@wrongecho I know this isn't a direct reply to your question, but I'm confused about the complexity you're describing.
The way I see it, we'd have two systems: Money + Time
Both work the same way - you can add (purchase, credit) or remove (spend, refund).
Both would use existing itflow functionality: products, quotes, payments, etc.
Money credits: Customer overpays invoice by $100 = $100 credit. Next invoice for $150 applies the $100 credit, customer pays $50.
Time credits: Customer buys "10 Support Hours" product = 10 hours added to balance. We log 3 hours of work = 7 hours remaining, bill normally for any additional time.
Going over balance:
Money credits: Customer has $50 credit, invoice is $100. Apply the $50 credit, customer owes $50.
Time credits: Customer has 2 hours remaining, we do 5 hours of work. Use the 2 prepaid hours, bill 3 hours at their regular rate.
Real example: I have a client with "Boots on Ground - 5 Hours Monthly" for $240/month, $120/hour overage.

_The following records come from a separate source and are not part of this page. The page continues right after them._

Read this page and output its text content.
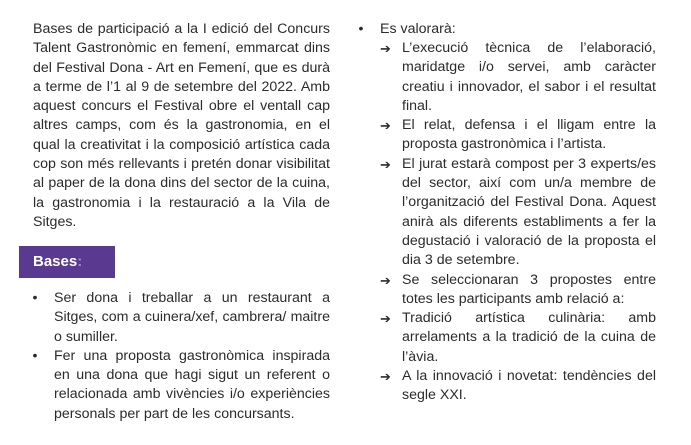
Bases de participació a la I edició del Concurs Talent Gastronòmic en femení, emmarcat dins del Festival Dona - Art en Femení, que es durà a terme de l’1 al 9 de setembre del 2022. Amb aquest concurs el Festival obre el ventall cap altres camps, com és la gastronomia, en el qual la creativitat i la composició artística cada cop son més rellevants i pretén donar visibilitat al paper de la dona dins del sector de la cuina, la gastronomia i la restauració a la Vila de Sitges.

Bases:
• Ser dona i treballar a un restaurant a Sitges, com a cuinera/xef, cambrera/ maitre o sumiller.
• Fer una proposta gastronòmica inspirada en una dona que hagi sigut un referent o relacionada amb vivències i/o experiències personals per part de les concursants.
• Es valorarà:
➔ L’execució tècnica de l’elaboració, maridatge i/o servei, amb caràcter creatiu i innovador, el sabor i el resultat final.
➔ El relat, defensa i el lligam entre la proposta gastronòmica i l’artista.
➔ El jurat estarà compost per 3 experts/es del sector, així com un/a membre de l’organització del Festival Dona. Aquest anirà als diferents establiments a fer la degustació i valoració de la proposta el dia 3 de setembre.
➔ Se seleccionaran 3 propostes entre totes les participants amb relació a:
➔ Tradició artística culinària: amb arrelaments a la tradició de la cuina de l’àvia.
➔ A la innovació i novetat: tendències del segle XXI.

They need 6 hours in one month:
- Invoice shows: 6 hours charged
- Invoice shows: 5 hours account balance used
- Invoice shows: 1 hour remaining at $120
Other uses:
- Money-to-time conversion: Customer has $500 credit, wants to convert to prepaid hours with incentive pricing
- Repair shop credits: Donate old equipment, get account credit for refurbish value
- Incentive hours: "You used 60 hours of Outlook support over 6 months. Here's 6 hours of strategic planning time to fix the root cause."
What makes this complex? I assume I'm missing something.